研究課題/領域番号 |
24390339
|
研究機関 | 筑波大学 |
研究代表者 |
高野 晋吾 筑波大学, 医学医療系, 准教授 (50292553)
|
研究分担者 |
山下 年晴 筑波大学, 医学医療系, 助教 (50400677)
依馬 正次 滋賀医科大学, 動物生命科学研究センター, 教授 (60359578)

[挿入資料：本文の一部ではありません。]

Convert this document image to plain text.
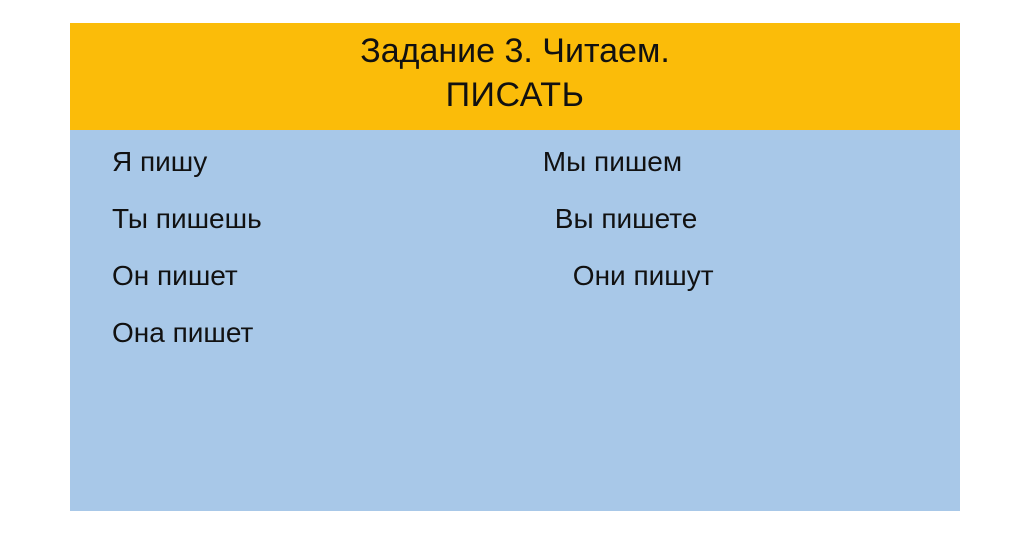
Задание 3. Читаем.
ПИСАТЬ
Я пишу
Ты пишешь
Он пишет
Она пишет
Мы пишем
Вы пишете
Они пишут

久保田 義顕 慶應義塾大学, 医学部, 准教授 (50348687)
|
研究期間 (年度) |
2012-04-01 – 2015-03-31
|
キーワード | 血管新生 / グリオーマ / 微小環境 / 間葉系幹細胞 / 腫瘍幹細胞 / 周皮細胞 / IDH1 / 微小血管内皮細胞 |
研究概要 |
悪性脳腫瘍の強力な血管新生因子であるVEGFの中和抗体;ベバシズマブが臨床に導入されたが、その効果には限界があり抵抗性が問題となっている(Takano S, 2012-1)。抵抗性を克服するために、血管新生に関与する脳腫瘍を構成する微小環境に注目し、構成する細胞群のクロストークを明らかにし、クロストークを抑制することにより、VEGF抑制を超える脳腫瘍に対する血管新生抑制療法の開発を目指すことを目的として研究を行った。 微小環境の中で今年度は腫瘍細胞の代謝に関してIDHの関与(Takano S, 2012-2, Kaneko M, Takano S, 2013)を明らかにした。IDH1の発現はグリオーマの各悪性グレードで予後良好因子であったが、血管新生の程度とVEGF発現は有意な予後因子ではなかった。また、腫瘍細胞と間葉系幹細胞とのクロストーク(Akimoto K, Takano S, 2012)を明らかにした。脂肪組織由来の間葉系細胞をグリオーマ細胞と共培養すると血管新生因子の高発現がみられ血管造成の盛んな腫瘍が形成された。また腫瘍幹細胞の内皮細胞へのtransdifferentiationにはSDF1/CXCR4ケモカインの関与は少ないことを明らかにした(Uemae U, Takano S, 2014)。細胞培養として、ヒトグリオーマ細胞、ヒト臍帯静脈内皮細胞、マウス人工腫瘍幹細胞に加えて、ヒト周皮細胞とヒト微小血管内皮細胞の培養を開始した。次年度はこれらのヒト細胞を用いて微小環境についてvitro共培養および脳内腫瘍モデルを行い、各細胞間のクロスト-クの標的分子を見出し、その抑制による脳腫瘍血管新生抑制実験を試みる。
|
現在までの達成度 (区分) |
現在までの達成度 (区分)
3: やや遅れている
理由
Vitroでの血管内皮細胞と周皮細胞、グリオーマ細胞との共培養モデルの作成が不十分であったためである。結果のでた間葉系幹細胞、人工腫瘍幹細胞を用いた実験では、腫瘍細胞とのクロストークを実現できで、その標的分子が明らかとすることができたが、HUVEC(ヒト臍帯静脈内皮細胞)を用いた内皮細胞実験では腫瘍細胞とのクロストークの反応が不十分であった。そこで、途中から内皮細胞の種類を、より腫瘍の内皮細胞の性格に近いと考えられる微小血管内皮細胞に変更した。また周皮細胞の培養も初めてであり、条件設定に時間がかかっている。今年度末には2種類の細胞の培養条件設定に成功している。
|
今後の研究の推進方策 |
内皮細胞とグリオーマ細胞のクロストークが弱い理由の一つに、腫瘍の環境と違う条件があるのではないかと考えて、vitroでの実験を正常酸素状態での実験に加えて、低酸素培養器を用いて低酸素状態で行うこととする。低酸素状態ではクロストークに必要な増殖因子、ケモカインが正常酸素状態に比べて多くなり、クロストークの反応が見やすくなると考えている。さらに、vitroでクロストークに関与する標的因子を同定してからvivo実験に進む予定であったが、同定できない場合も想定して、Notch / Jagged1のシステムに標的を絞って同時にvivo実験も開始する予定である。
|
次年度の研究費の使用計画 |
今年度はvitroでのモデル設定がうまく定まらないことおよび健康上の問題で入院加療が必要となり、学会活動、実験の遂行が十分に行えなかった。従って、学会か活動にかかる旅費としては全く使用しなかった。 次年度使用額は、新しい血管新生抑制療法として考えている、ペプチド療法のうち、VEGFとは違う増殖因子に対するペプチド合成作成の費用にあてる。次年度の研究計画に加える。